Closed bikramnehra closed 4 years ago
@mudler @jimmykarily can we do something about this issue, its becoming a bottleneck. https://concourse.suse.dev/teams/main/pipelines/kubecf/jobs/deploy-diego/builds/302
@viovanov @f0rmiga Heads up.
@bikramnehra how often is this happening? Can you pinpoint this to a potential part of the hardware this CI runs on?
Me and @mudler while having an initial look anticipated that its likely that the operator was not ready yet when the pipeline started deploying kubecf. But would need further investigation(which is becoming hard as the cluster goes away).
I tried reproducing this locally but no luck there :(
I have seen this happening relatively frequently, e.g: build 302, 301 and many previous builds are having this problem.

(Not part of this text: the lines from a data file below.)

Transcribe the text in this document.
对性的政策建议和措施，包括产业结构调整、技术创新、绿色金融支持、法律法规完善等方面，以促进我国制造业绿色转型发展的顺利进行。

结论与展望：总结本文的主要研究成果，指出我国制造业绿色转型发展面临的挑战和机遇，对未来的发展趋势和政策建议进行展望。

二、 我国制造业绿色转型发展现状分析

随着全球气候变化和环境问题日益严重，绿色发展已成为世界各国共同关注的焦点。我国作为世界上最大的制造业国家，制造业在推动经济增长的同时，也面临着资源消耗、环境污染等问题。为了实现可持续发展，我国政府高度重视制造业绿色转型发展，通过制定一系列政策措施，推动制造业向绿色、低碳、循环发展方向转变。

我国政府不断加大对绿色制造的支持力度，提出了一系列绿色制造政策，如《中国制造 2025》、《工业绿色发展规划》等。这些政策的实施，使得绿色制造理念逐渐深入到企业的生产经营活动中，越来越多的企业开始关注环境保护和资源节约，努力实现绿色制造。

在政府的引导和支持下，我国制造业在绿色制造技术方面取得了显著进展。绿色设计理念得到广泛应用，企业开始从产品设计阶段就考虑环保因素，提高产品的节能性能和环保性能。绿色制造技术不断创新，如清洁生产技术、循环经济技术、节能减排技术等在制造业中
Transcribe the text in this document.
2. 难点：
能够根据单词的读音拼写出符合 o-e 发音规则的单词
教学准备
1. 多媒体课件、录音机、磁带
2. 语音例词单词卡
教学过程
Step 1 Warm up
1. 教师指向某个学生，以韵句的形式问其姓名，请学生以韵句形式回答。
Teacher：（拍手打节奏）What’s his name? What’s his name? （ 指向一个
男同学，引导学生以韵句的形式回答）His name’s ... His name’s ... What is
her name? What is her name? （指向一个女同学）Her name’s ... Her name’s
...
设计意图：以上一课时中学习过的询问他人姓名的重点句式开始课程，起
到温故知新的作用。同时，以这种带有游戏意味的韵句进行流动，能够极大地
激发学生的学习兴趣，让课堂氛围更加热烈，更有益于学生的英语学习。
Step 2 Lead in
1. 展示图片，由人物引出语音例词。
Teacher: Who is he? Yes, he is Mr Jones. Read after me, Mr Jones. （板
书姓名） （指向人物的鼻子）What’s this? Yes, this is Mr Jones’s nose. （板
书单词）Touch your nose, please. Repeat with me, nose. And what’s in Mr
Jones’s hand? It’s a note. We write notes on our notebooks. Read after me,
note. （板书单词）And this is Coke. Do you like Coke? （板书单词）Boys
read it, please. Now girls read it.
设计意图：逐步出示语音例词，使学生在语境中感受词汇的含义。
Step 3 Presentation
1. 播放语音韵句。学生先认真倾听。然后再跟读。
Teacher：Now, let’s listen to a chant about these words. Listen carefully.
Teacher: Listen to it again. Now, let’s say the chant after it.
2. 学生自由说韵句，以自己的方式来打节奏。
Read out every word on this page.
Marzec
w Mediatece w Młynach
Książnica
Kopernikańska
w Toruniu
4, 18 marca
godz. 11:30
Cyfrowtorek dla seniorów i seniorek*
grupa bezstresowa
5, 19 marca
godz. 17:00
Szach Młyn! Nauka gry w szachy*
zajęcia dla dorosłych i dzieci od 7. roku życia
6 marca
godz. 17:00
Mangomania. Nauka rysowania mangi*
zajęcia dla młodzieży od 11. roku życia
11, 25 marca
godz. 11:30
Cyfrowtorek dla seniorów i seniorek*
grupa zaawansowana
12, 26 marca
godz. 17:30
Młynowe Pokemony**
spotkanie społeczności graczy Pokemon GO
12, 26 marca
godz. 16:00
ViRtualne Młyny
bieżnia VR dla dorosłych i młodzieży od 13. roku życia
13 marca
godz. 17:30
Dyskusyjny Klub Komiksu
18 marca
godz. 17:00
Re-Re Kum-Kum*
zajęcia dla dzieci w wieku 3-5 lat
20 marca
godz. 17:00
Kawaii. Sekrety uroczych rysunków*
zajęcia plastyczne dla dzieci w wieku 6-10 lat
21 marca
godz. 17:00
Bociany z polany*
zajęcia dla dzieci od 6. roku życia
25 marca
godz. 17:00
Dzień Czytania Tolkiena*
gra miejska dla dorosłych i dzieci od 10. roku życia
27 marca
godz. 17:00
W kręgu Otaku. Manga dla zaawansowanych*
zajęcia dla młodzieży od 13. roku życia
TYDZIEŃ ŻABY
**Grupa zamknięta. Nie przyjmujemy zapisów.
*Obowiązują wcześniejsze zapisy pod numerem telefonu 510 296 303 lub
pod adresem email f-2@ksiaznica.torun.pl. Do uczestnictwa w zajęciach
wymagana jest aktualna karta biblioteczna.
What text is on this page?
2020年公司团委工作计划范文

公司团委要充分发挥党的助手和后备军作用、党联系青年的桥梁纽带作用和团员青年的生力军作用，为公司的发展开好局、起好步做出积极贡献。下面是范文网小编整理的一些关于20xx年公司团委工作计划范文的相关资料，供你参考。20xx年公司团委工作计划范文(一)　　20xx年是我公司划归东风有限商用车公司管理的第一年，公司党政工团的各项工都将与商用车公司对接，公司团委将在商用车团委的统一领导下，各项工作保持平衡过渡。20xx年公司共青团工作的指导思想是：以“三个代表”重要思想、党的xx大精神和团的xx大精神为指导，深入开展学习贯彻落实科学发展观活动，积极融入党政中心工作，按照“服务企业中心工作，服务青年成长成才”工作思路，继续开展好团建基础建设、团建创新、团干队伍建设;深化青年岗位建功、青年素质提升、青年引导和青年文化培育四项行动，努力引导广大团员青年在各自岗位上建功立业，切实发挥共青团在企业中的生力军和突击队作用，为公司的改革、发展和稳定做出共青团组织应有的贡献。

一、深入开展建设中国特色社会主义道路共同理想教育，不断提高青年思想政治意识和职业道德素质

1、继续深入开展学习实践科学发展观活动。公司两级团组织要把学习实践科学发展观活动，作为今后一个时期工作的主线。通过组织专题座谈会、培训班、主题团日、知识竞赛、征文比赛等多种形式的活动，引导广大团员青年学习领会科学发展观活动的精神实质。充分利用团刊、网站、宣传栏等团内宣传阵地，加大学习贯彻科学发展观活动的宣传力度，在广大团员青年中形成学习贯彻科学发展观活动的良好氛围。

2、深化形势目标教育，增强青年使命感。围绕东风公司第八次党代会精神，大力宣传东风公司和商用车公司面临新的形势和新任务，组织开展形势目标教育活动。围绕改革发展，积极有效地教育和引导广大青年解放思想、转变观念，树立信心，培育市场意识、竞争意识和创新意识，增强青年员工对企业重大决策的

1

I am not entirely sure if the problem can be attributed to hardware, we have seen following issues which were clearly hardware related:
[./up.sh] [backend:ekcp] [cluster:kubecf-eirini-1585111658-1f94e87] Loading
{"Output":"","AvailableClusters":null,"Clusters":null,"ActiveEndpoints":null,"ClusterIPs":null,"LocalClusters":null,"Error":"No available resources"}/tmp/build/b0d51b9f/catapult/buildkubecf-eirini-1585111658-1f94e87 /tmp/build/b0d51b9f/catapult/backend/ekcp
[./kubeconfig.sh] [backend:ekcp] [cluster:kubecf-eirini-1585111658-1f94e87] Loading
The last error No available resources
should not happen after #561 was merged. At least if we don't try to squeeze too many clusters in the hardware available. Nothing to say about the reported issue though, needs investigation.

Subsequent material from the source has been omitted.